Заскрипела дверь каморы.
— Вот чего не хватает нам! — сказал Молчан, глядя на мушкеты и полуфузеи. — Ударили бы сполох, пожгли бы дьявола-воеводу, взяли бы бритомордых иноземцев в топоры…
— Ты, мил-дружок, и без мушкетов воюешь, — молвил Крыков. — По всему городу шум пошел…
Молчан угрюмо усмехнулся:
— Одним Иудой меньше стало, — какое это дело. Смехи…
Глаза его мерцали недобрыми огоньками, все его крепкое тело прохватывала дрожь.
— Выпить бы! — попросил Ватажников. — Намерзлись мы с ним за две-то ночи…
— За две?
— А он со мною того Иуду следил, — пояснил Молчан. — Покуда Андрюшка-покойник с девками играл, покуда далее гулять отправился.
— И нынче то ж, — устало пожаловался Ватажников. — Задами из кружала, через Пробойную улицу, а по нам воеводские псы из мушкетов, словно бы по волкам.

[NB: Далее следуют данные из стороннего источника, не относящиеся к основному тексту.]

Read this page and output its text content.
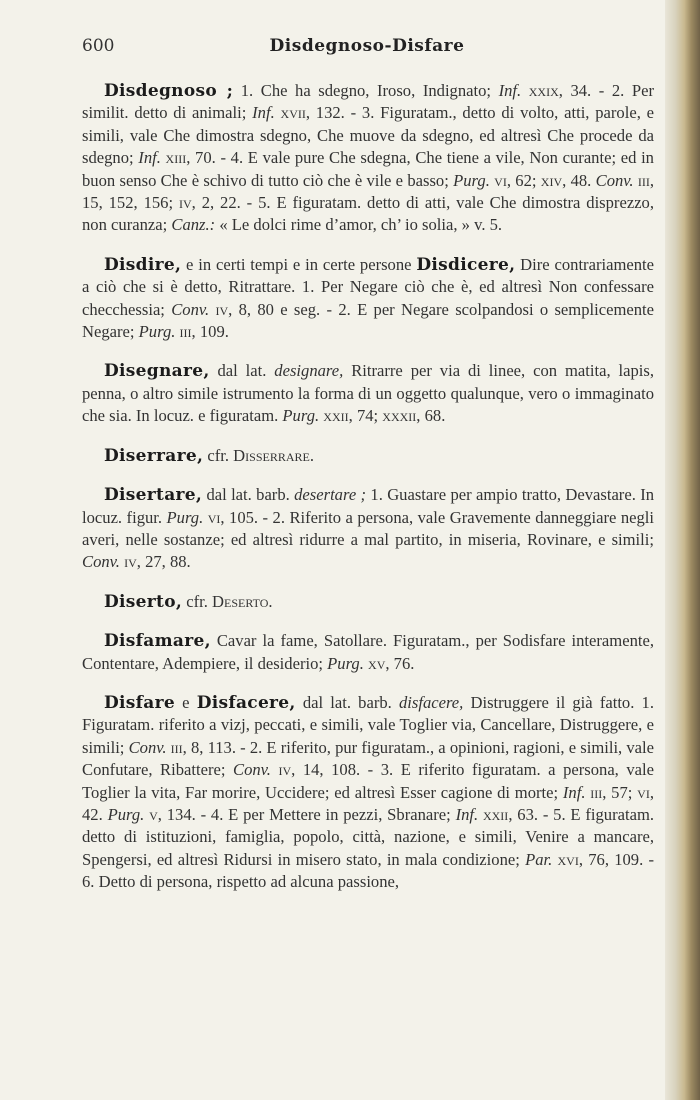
600	Disdegnoso-Disfare

Disdegnoso ; 1. Che ha sdegno, Iroso, Indignato; Inf. xxix, 34. - 2. Per similit. detto di animali; Inf. xvii, 132. - 3. Figuratam., detto di volto, atti, parole, e simili, vale Che dimostra sdegno, Che muove da sdegno, ed altresì Che procede da sdegno; Inf. xiii, 70. - 4. E vale pure Che sdegna, Che tiene a vile, Non curante; ed in buon senso Che è schivo di tutto ciò che è vile e basso; Purg. vi, 62; xiv, 48. Conv. iii, 15, 152, 156; iv, 2, 22. - 5. E figuratam. detto di atti, vale Che dimostra disprezzo, non curanza; Canz.: « Le dolci rime d’amor, ch’ io solia, » v. 5.

Disdire, e in certi tempi e in certe persone Disdicere, Dire contrariamente a ciò che si è detto, Ritrattare. 1. Per Negare ciò che è, ed altresì Non confessare checchessia; Conv. iv, 8, 80 e seg. - 2. E per Negare scolpandosi o semplicemente Negare; Purg. iii, 109.

Disegnare, dal lat. designare, Ritrarre per via di linee, con matita, lapis, penna, o altro simile istrumento la forma di un oggetto qualunque, vero o immaginato che sia. In locuz. e figuratam. Purg. xxii, 74; xxxii, 68.

Diserrare, cfr. Disserrare.

Disertare, dal lat. barb. desertare ; 1. Guastare per ampio tratto, Devastare. In locuz. figur. Purg. vi, 105. - 2. Riferito a persona, vale Gravemente danneggiare negli averi, nelle sostanze; ed altresì ridurre a mal partito, in miseria, Rovinare, e simili; Conv. iv, 27, 88.

Diserto, cfr. Deserto.

Disfamare, Cavar la fame, Satollare. Figuratam., per Sodisfare interamente, Contentare, Adempiere, il desiderio; Purg. xv, 76.

Disfare e Disfacere, dal lat. barb. disfacere, Distruggere il già fatto. 1. Figuratam. riferito a vizj, peccati, e simili, vale Toglier via, Cancellare, Distruggere, e simili; Conv. iii, 8, 113. - 2. E riferito, pur figuratam., a opinioni, ragioni, e simili, vale Confutare, Ribattere; Conv. iv, 14, 108. - 3. E riferito figuratam. a persona, vale Toglier la vita, Far morire, Uccidere; ed altresì Esser cagione di morte; Inf. iii, 57; vi, 42. Purg. v, 134. - 4. E per Mettere in pezzi, Sbranare; Inf. xxii, 63. - 5. E figuratam. detto di istituzioni, famiglia, popolo, città, nazione, e simili, Venire a mancare, Spengersi, ed altresì Ridursi in misero stato, in mala condizione; Par. xvi, 76, 109. - 6. Detto di persona, rispetto ad alcuna passione,
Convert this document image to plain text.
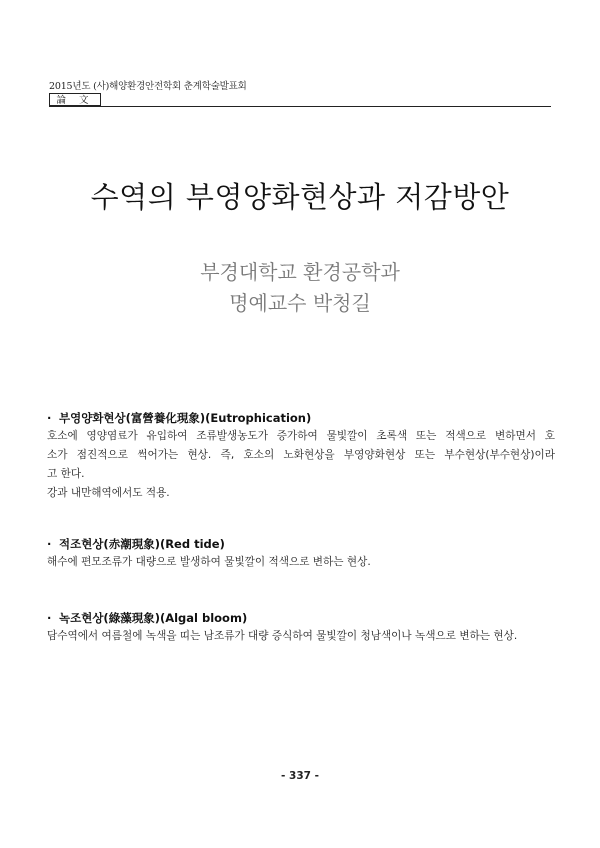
2015년도 (사)해양환경안전학회 춘계학술발표회
論 文
수역의 부영양화현상과 저감방안
부경대학교 환경공학과
명예교수 박청길
· 부영양화현상(富營養化現象)(Eutrophication)
호소에 영양염료가 유입하여 조류발생농도가 증가하여 물빛깔이 초록색 또는 적색으로 변하면서 호
소가 점진적으로 썩어가는 현상. 즉, 호소의 노화현상을 부영양화현상 또는 부수현상(부수현상)이라
고 한다.
강과 내만해역에서도 적용.
· 적조현상(赤潮現象)(Red tide)
해수에 편모조류가 대량으로 발생하여 물빛깔이 적색으로 변하는 현상.
· 녹조현상(綠藻現象)(Algal bloom)
담수역에서 여름철에 녹색을 띠는 남조류가 대량 증식하여 물빛깔이 청남색이나 녹색으로 변하는 현상.
- 337 -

Афанасий Петрович принес в полштофе водки, соленых огурцов, хлеба. Ватажников выпил, рассказал подробнее, как все случилось и прошлой ночью и нынешней. Тот Андрюшка и на Азове извет сделал и здесь ладился к некоторым. За христианскую стрелецкую кровь его кончили. А ныне, в кружале, беседа была мирная, говорили о том, о чем нынче везде говорят: что-де идут свейские воинские люди воевать Архангельск. Ефим Гриднев на то ответил, что и не таких бивали, а нынче вряд ли побьем, куда ни ступишь — все иноземцам ведомо. Спор зашел об иноземцах — для чего им такая воля дадена, что нет на них никакой управы. Один сказал: сам царь-де иноземец, подмененный за морем. Наш-де истинный — в заточении. Другой сказал: иноземец бритомордый да никонианец трехперстный — одна суть. Тот весь спор сошел тихо. Тогда Ефим Гриднев облаял воеводу поносными словами, что он казну ворует и управы на него нет, поелику его иноземцы на Кукуе хвалят…
— Длинно больно сказываешь! — прервал Крыков. — И не пойму я толком, что за народишко там был?
— А работные людишки: кто с Соломбальской верфи, кто с Вавчуги — за гвоздями, вишь, корабельными приехали; дрягили еще, салотопники монастырские… — объяснил Молчан.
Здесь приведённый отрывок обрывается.